Answer: Finding the minutes of the 1934 Baptist Convention of Georgia, which note, “Master M.L. King, age five, sang and was given a rising vote of thanks.” I liked imagining this 5-year-old singing in front of this large statewide convention. It really brought it to life for me. The school shooting was also a big surprise to me, just because I’d never heard of it. I stumbled upon it in the Atlanta Daily World, the Black newspaper.
Question: What else?
Answer: Learning about Juanita Sellers. I did not set out to write a whole chapter on her, but she became such an important figure as I learned about her through the Atlanta Daily World and the student newspaper at Spelman College, where she was the “Miss Everything” on campus. She and King were supposed to get married; his parents wanted him to marry her. They had this informal engagement, as King called it, almost like being betrothed, and they kind of went back and forth for years. Their lives remained parallel in some ways, even though they didn't get married.
The other surprise was I wrote a chapter on Jewelle Taylor, whom he dated briefly. I checked out Taylor’s memoir after a tip from my colleague Regina Covington, who had met Taylor when she visited the institute. The story was amazing. Taylor ended up marrying James Lowell Gibbs, a professor of anthropology at Stanford who eventually became the first Martin Luther King, Jr., Centennial Professor. That's the title that I currently have. It brought the story back home to me. I was honored to discover that, by virtue of this position, it put me one step closer to King.
Question: How did the university support you in your work?
Answer: The staff of the King Institute, both current and past, were absolutely amazing in the work that they collected, which enabled my research for the book. In particular, they alerted me to little-known and unpublished materials they had come across in their collective decades of research. Staff also alerted me to the existence of unpublished materials including oral histories and autobiographies of MLK contemporaries, as well as interviews with MLK and his college professors.
And the university as a whole learning community was so helpful to me—people asking me questions about the book, telling me stories about raising their kids and not even realizing they were helping me.
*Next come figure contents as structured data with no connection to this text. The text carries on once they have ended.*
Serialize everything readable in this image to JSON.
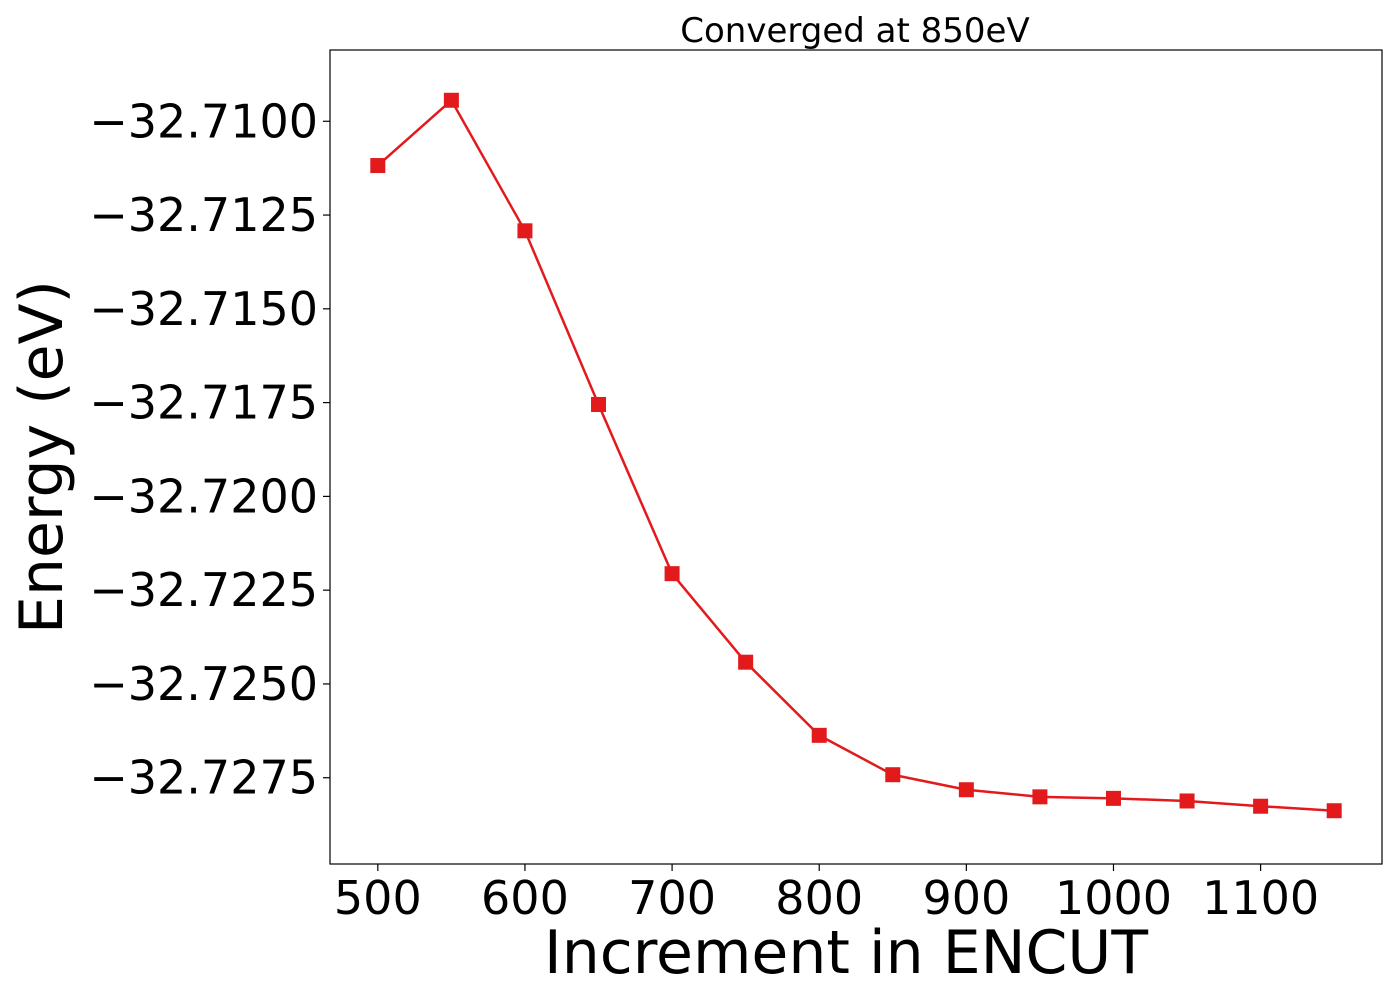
{
  "chart_data": {
    "type": "line",
    "title": "Converged at 850eV",
    "xlabel": "Increment in ENCUT",
    "ylabel": "Energy (eV)",
    "xlim": [
      467.5,
      1182.5
    ],
    "ylim": [
      -32.7298,
      -32.7081
    ],
    "xticks": [
      500,
      600,
      700,
      800,
      900,
      1000,
      1100
    ],
    "xtick_labels": [
      "500",
      "600",
      "700",
      "800",
      "900",
      "1000",
      "1100"
    ],
    "yticks": [
      -32.71,
      -32.7125,
      -32.715,
      -32.7175,
      -32.72,
      -32.7225,
      -32.725,
      -32.7275
    ],
    "ytick_labels": [
      "−32.7100",
      "−32.7125",
      "−32.7150",
      "−32.7175",
      "−32.7200",
      "−32.7225",
      "−32.7250",
      "−32.7275"
    ],
    "grid": false,
    "series": [
      {
        "color": "#e31a1c",
        "marker": "square",
        "x": [
          500,
          550,
          600,
          650,
          700,
          750,
          800,
          850,
          900,
          950,
          1000,
          1050,
          1100,
          1150
        ],
        "y": [
          -32.71118,
          -32.70944,
          -32.71292,
          -32.71755,
          -32.72206,
          -32.72442,
          -32.72637,
          -32.72742,
          -32.72782,
          -32.72801,
          -32.72805,
          -32.72812,
          -32.72826,
          -32.72838
        ]
      }
    ]
  }
}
You can’t beat Stanford as a learning community, with its expectation for excellence and its ability to attract excellent folks who listened to me talk about my work all the time, read parts of the book, and gave me feedback. I don't think I would have been able to write this book the same way if it wasn't for Stanford University, broadly speaking, and the King Papers Project at Stanford specifically.
Question: What does it mean to you to be publishing this book at this particular time?
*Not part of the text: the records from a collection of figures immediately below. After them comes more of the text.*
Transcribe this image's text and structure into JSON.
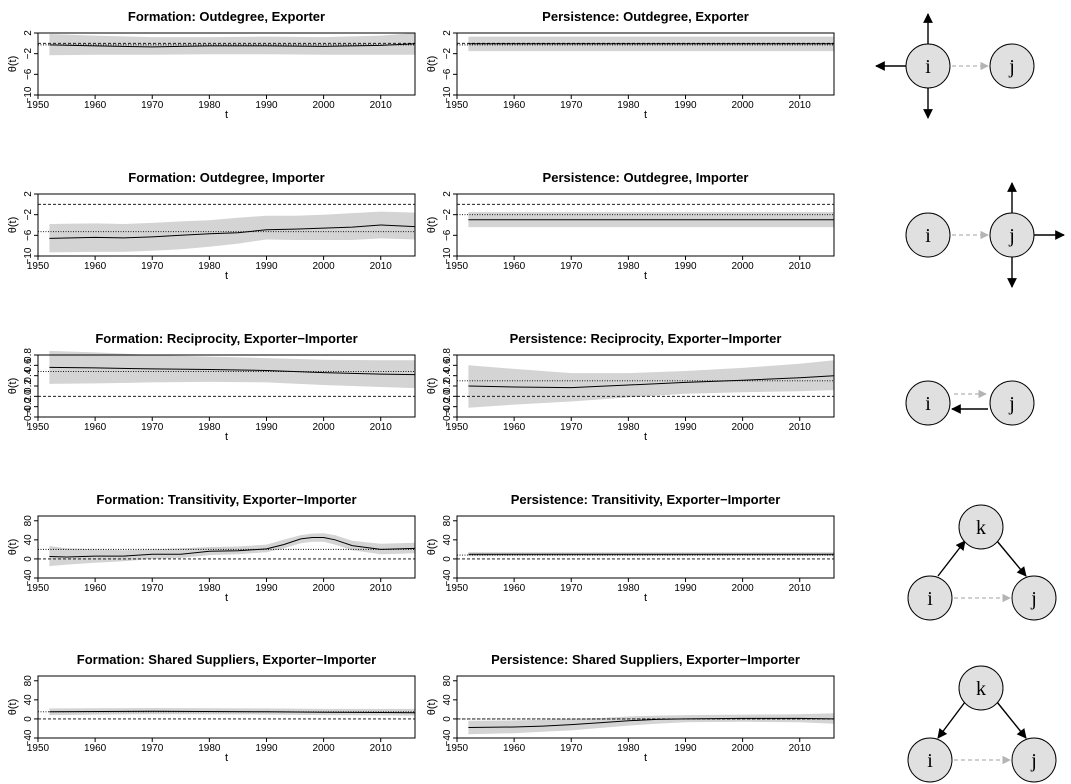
{
  "chart_data": [
    {
      "type": "line",
      "title": "Formation: Outdegree, Exporter",
      "xlabel": "t",
      "ylabel": "θ(t)",
      "xlim": [
        1950,
        2016
      ],
      "ylim": [
        -10,
        2
      ],
      "yticks": [
        2,
        -2,
        -6,
        -10
      ],
      "xticks": [
        1950,
        1960,
        1970,
        1980,
        1990,
        2000,
        2010
      ],
      "ref_lines": [
        {
          "value": 0,
          "style": "dashed"
        },
        {
          "value": -0.3,
          "style": "dotted"
        }
      ],
      "x": [
        1952,
        1960,
        1970,
        1980,
        1990,
        2000,
        2010,
        2016
      ],
      "series": [
        {
          "values": [
            -0.3,
            -0.5,
            -0.7,
            -0.5,
            -0.5,
            -0.6,
            -0.4,
            -0.1
          ],
          "lower": [
            -2.3,
            -2.2,
            -2.2,
            -2.1,
            -2.1,
            -2.2,
            -2.2,
            -2.2
          ],
          "upper": [
            1.8,
            1.5,
            1.2,
            1.2,
            1.3,
            1.2,
            1.5,
            2.0
          ]
        }
      ]
    },
    {
      "type": "line",
      "title": "Persistence: Outdegree, Exporter",
      "xlabel": "t",
      "ylabel": "θ(t)",
      "xlim": [
        1950,
        2016
      ],
      "ylim": [
        -10,
        2
      ],
      "yticks": [
        2,
        -2,
        -6,
        -10
      ],
      "xticks": [
        1950,
        1960,
        1970,
        1980,
        1990,
        2000,
        2010
      ],
      "ref_lines": [
        {
          "value": 0,
          "style": "dashed"
        },
        {
          "value": -0.3,
          "style": "dotted"
        }
      ],
      "x": [
        1952,
        2016
      ],
      "series": [
        {
          "values": [
            -0.1,
            -0.1
          ],
          "lower": [
            -1.5,
            -1.5
          ],
          "upper": [
            1.3,
            1.3
          ]
        }
      ]
    },
    {
      "type": "line",
      "title": "Formation: Outdegree, Importer",
      "xlabel": "t",
      "ylabel": "θ(t)",
      "xlim": [
        1950,
        2016
      ],
      "ylim": [
        -10,
        2
      ],
      "yticks": [
        2,
        -2,
        -6,
        -10
      ],
      "xticks": [
        1950,
        1960,
        1970,
        1980,
        1990,
        2000,
        2010
      ],
      "ref_lines": [
        {
          "value": 0,
          "style": "dashed"
        },
        {
          "value": -5.3,
          "style": "dotted"
        }
      ],
      "x": [
        1952,
        1960,
        1965,
        1970,
        1975,
        1980,
        1985,
        1990,
        1995,
        2000,
        2005,
        2010,
        2016
      ],
      "series": [
        {
          "values": [
            -6.6,
            -6.4,
            -6.5,
            -6.3,
            -6.0,
            -5.7,
            -5.5,
            -4.9,
            -4.8,
            -4.6,
            -4.4,
            -4.0,
            -4.3
          ],
          "lower": [
            -9.3,
            -9.2,
            -9.2,
            -9.0,
            -8.7,
            -8.2,
            -7.6,
            -6.8,
            -6.9,
            -6.9,
            -6.9,
            -6.6,
            -6.8
          ],
          "upper": [
            -3.8,
            -3.7,
            -3.8,
            -3.6,
            -3.3,
            -3.1,
            -2.6,
            -2.2,
            -2.2,
            -2.0,
            -1.7,
            -1.4,
            -1.6
          ]
        }
      ]
    },
    {
      "type": "line",
      "title": "Persistence: Outdegree, Importer",
      "xlabel": "t",
      "ylabel": "θ(t)",
      "xlim": [
        1950,
        2016
      ],
      "ylim": [
        -10,
        2
      ],
      "yticks": [
        2,
        -2,
        -6,
        -10
      ],
      "xticks": [
        1950,
        1960,
        1970,
        1980,
        1990,
        2000,
        2010
      ],
      "ref_lines": [
        {
          "value": 0,
          "style": "dashed"
        },
        {
          "value": -2,
          "style": "dotted"
        }
      ],
      "x": [
        1952,
        2016
      ],
      "series": [
        {
          "values": [
            -3.0,
            -3.0
          ],
          "lower": [
            -4.4,
            -4.4
          ],
          "upper": [
            -1.5,
            -1.5
          ]
        }
      ]
    },
    {
      "type": "line",
      "title": "Formation: Reciprocity, Exporter−Importer",
      "xlabel": "t",
      "ylabel": "θ(t)",
      "xlim": [
        1950,
        2016
      ],
      "ylim": [
        -0.4,
        0.8
      ],
      "yticks": [
        0.8,
        0.6,
        0.4,
        0.2,
        0.0,
        -0.2,
        -0.4
      ],
      "ytick_labels": [
        "0.8",
        "0.6",
        "0.4",
        "0.2",
        "0.0",
        "−0.2",
        "−0.4"
      ],
      "xticks": [
        1950,
        1960,
        1970,
        1980,
        1990,
        2000,
        2010
      ],
      "ref_lines": [
        {
          "value": 0,
          "style": "dashed"
        },
        {
          "value": 0.48,
          "style": "dotted"
        }
      ],
      "x": [
        1952,
        1960,
        1970,
        1980,
        1990,
        2000,
        2010,
        2016
      ],
      "series": [
        {
          "values": [
            0.56,
            0.55,
            0.53,
            0.52,
            0.5,
            0.46,
            0.43,
            0.42
          ],
          "lower": [
            0.24,
            0.25,
            0.27,
            0.28,
            0.27,
            0.22,
            0.18,
            0.16
          ],
          "upper": [
            0.88,
            0.85,
            0.8,
            0.77,
            0.74,
            0.71,
            0.7,
            0.7
          ]
        }
      ]
    },
    {
      "type": "line",
      "title": "Persistence: Reciprocity, Exporter−Importer",
      "xlabel": "t",
      "ylabel": "θ(t)",
      "xlim": [
        1950,
        2016
      ],
      "ylim": [
        -0.4,
        0.8
      ],
      "yticks": [
        0.8,
        0.6,
        0.4,
        0.2,
        0.0,
        -0.2,
        -0.4
      ],
      "ytick_labels": [
        "0.8",
        "0.6",
        "0.4",
        "0.2",
        "0.0",
        "−0.2",
        "−0.4"
      ],
      "xticks": [
        1950,
        1960,
        1970,
        1980,
        1990,
        2000,
        2010
      ],
      "ref_lines": [
        {
          "value": 0,
          "style": "dashed"
        },
        {
          "value": 0.3,
          "style": "dotted"
        }
      ],
      "x": [
        1952,
        1960,
        1970,
        1980,
        1990,
        2000,
        2010,
        2016
      ],
      "series": [
        {
          "values": [
            0.2,
            0.18,
            0.17,
            0.22,
            0.27,
            0.31,
            0.36,
            0.4
          ],
          "lower": [
            -0.22,
            -0.16,
            -0.1,
            -0.02,
            0.05,
            0.08,
            0.1,
            0.12
          ],
          "upper": [
            0.6,
            0.53,
            0.45,
            0.45,
            0.49,
            0.55,
            0.63,
            0.7
          ]
        }
      ]
    },
    {
      "type": "line",
      "title": "Formation: Transitivity, Exporter−Importer",
      "xlabel": "t",
      "ylabel": "θ(t)",
      "xlim": [
        1950,
        2016
      ],
      "ylim": [
        -40,
        90
      ],
      "yticks": [
        80,
        40,
        0,
        -40
      ],
      "xticks": [
        1950,
        1960,
        1970,
        1980,
        1990,
        2000,
        2010
      ],
      "ref_lines": [
        {
          "value": 0,
          "style": "dashed"
        },
        {
          "value": 20,
          "style": "dotted"
        }
      ],
      "x": [
        1952,
        1955,
        1960,
        1965,
        1970,
        1975,
        1980,
        1985,
        1990,
        1993,
        1996,
        1998,
        2000,
        2002,
        2005,
        2010,
        2016
      ],
      "series": [
        {
          "values": [
            5,
            4,
            6,
            6,
            10,
            10,
            16,
            17,
            21,
            30,
            42,
            45,
            45,
            40,
            28,
            20,
            22
          ],
          "lower": [
            -15,
            -12,
            -8,
            -5,
            0,
            2,
            8,
            10,
            14,
            22,
            33,
            36,
            36,
            30,
            18,
            10,
            12
          ],
          "upper": [
            27,
            22,
            20,
            18,
            20,
            22,
            25,
            26,
            30,
            40,
            50,
            53,
            54,
            50,
            38,
            32,
            34
          ]
        }
      ]
    },
    {
      "type": "line",
      "title": "Persistence: Transitivity, Exporter−Importer",
      "xlabel": "t",
      "ylabel": "θ(t)",
      "xlim": [
        1950,
        2016
      ],
      "ylim": [
        -40,
        90
      ],
      "yticks": [
        80,
        40,
        0,
        -40
      ],
      "xticks": [
        1950,
        1960,
        1970,
        1980,
        1990,
        2000,
        2010
      ],
      "ref_lines": [
        {
          "value": 0,
          "style": "dashed"
        },
        {
          "value": 8,
          "style": "dotted"
        }
      ],
      "x": [
        1952,
        2016
      ],
      "series": [
        {
          "values": [
            10,
            10
          ],
          "lower": [
            6,
            6
          ],
          "upper": [
            14,
            14
          ]
        }
      ]
    },
    {
      "type": "line",
      "title": "Formation: Shared Suppliers, Exporter−Importer",
      "xlabel": "t",
      "ylabel": "θ(t)",
      "xlim": [
        1950,
        2016
      ],
      "ylim": [
        -40,
        90
      ],
      "yticks": [
        80,
        40,
        0,
        -40
      ],
      "xticks": [
        1950,
        1960,
        1970,
        1980,
        1990,
        2000,
        2010
      ],
      "ref_lines": [
        {
          "value": 0,
          "style": "dashed"
        },
        {
          "value": 15,
          "style": "dotted"
        }
      ],
      "x": [
        1952,
        1970,
        1990,
        2000,
        2016
      ],
      "series": [
        {
          "values": [
            15,
            16,
            15,
            14,
            13
          ],
          "lower": [
            8,
            10,
            9,
            8,
            7
          ],
          "upper": [
            22,
            23,
            22,
            21,
            21
          ]
        }
      ]
    },
    {
      "type": "line",
      "title": "Persistence: Shared Suppliers, Exporter−Importer",
      "xlabel": "t",
      "ylabel": "θ(t)",
      "xlim": [
        1950,
        2016
      ],
      "ylim": [
        -40,
        90
      ],
      "yticks": [
        80,
        40,
        0,
        -40
      ],
      "xticks": [
        1950,
        1960,
        1970,
        1980,
        1990,
        2000,
        2010
      ],
      "ref_lines": [
        {
          "value": 0,
          "style": "dashed"
        },
        {
          "value": 0,
          "style": "dotted"
        }
      ],
      "x": [
        1952,
        1960,
        1965,
        1970,
        1975,
        1980,
        1985,
        1990,
        2000,
        2010,
        2016
      ],
      "series": [
        {
          "values": [
            -18,
            -17,
            -15,
            -12,
            -8,
            -4,
            -1,
            0,
            1,
            1,
            0
          ],
          "lower": [
            -32,
            -30,
            -27,
            -24,
            -19,
            -14,
            -10,
            -7,
            -6,
            -7,
            -10
          ],
          "upper": [
            -4,
            -3,
            -2,
            0,
            2,
            5,
            7,
            8,
            9,
            10,
            12
          ]
        }
      ]
    }
  ],
  "diagrams": [
    {
      "type": "formation-outdegree-exporter",
      "nodes": [
        "i",
        "j"
      ]
    },
    {
      "type": "formation-outdegree-importer",
      "nodes": [
        "i",
        "j"
      ]
    },
    {
      "type": "reciprocity",
      "nodes": [
        "i",
        "j"
      ]
    },
    {
      "type": "transitivity",
      "nodes": [
        "k",
        "i",
        "j"
      ]
    },
    {
      "type": "shared-suppliers",
      "nodes": [
        "k",
        "i",
        "j"
      ]
    }
  ],
  "colors": {
    "band": "#d4d4d4",
    "line": "#000000",
    "dashed_arrow": "#b4b4b4",
    "node_fill": "#e0e0e0"
  }
}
Answer: One of the things I hope the book does is point out the importance of learning environments and learning institutions in shaping young people. Another is how violence motivated by racial difference can shape young adults. I also hope that this is a moment where King's humanness is not seen as a weakness but a strength that inspires us. If he was able to do it—to overcome selfishness, to overcome fear, to cultivate courage—then I can do it, too.
There will be a book release party and signing on Tuesday, May 5, at 4:30 p.m. at the MLK Institute on campus. Martin will also be at Kepler’s in Menlo Park on Thursday, May 14, at 7 p.m.; the San Francisco Commonwealth Club on Wednesday, June 3, at 5:30 p.m.; and the First Presbyterian Church of Palo Alto on Wednesday, June 10, at 7:30 p.m.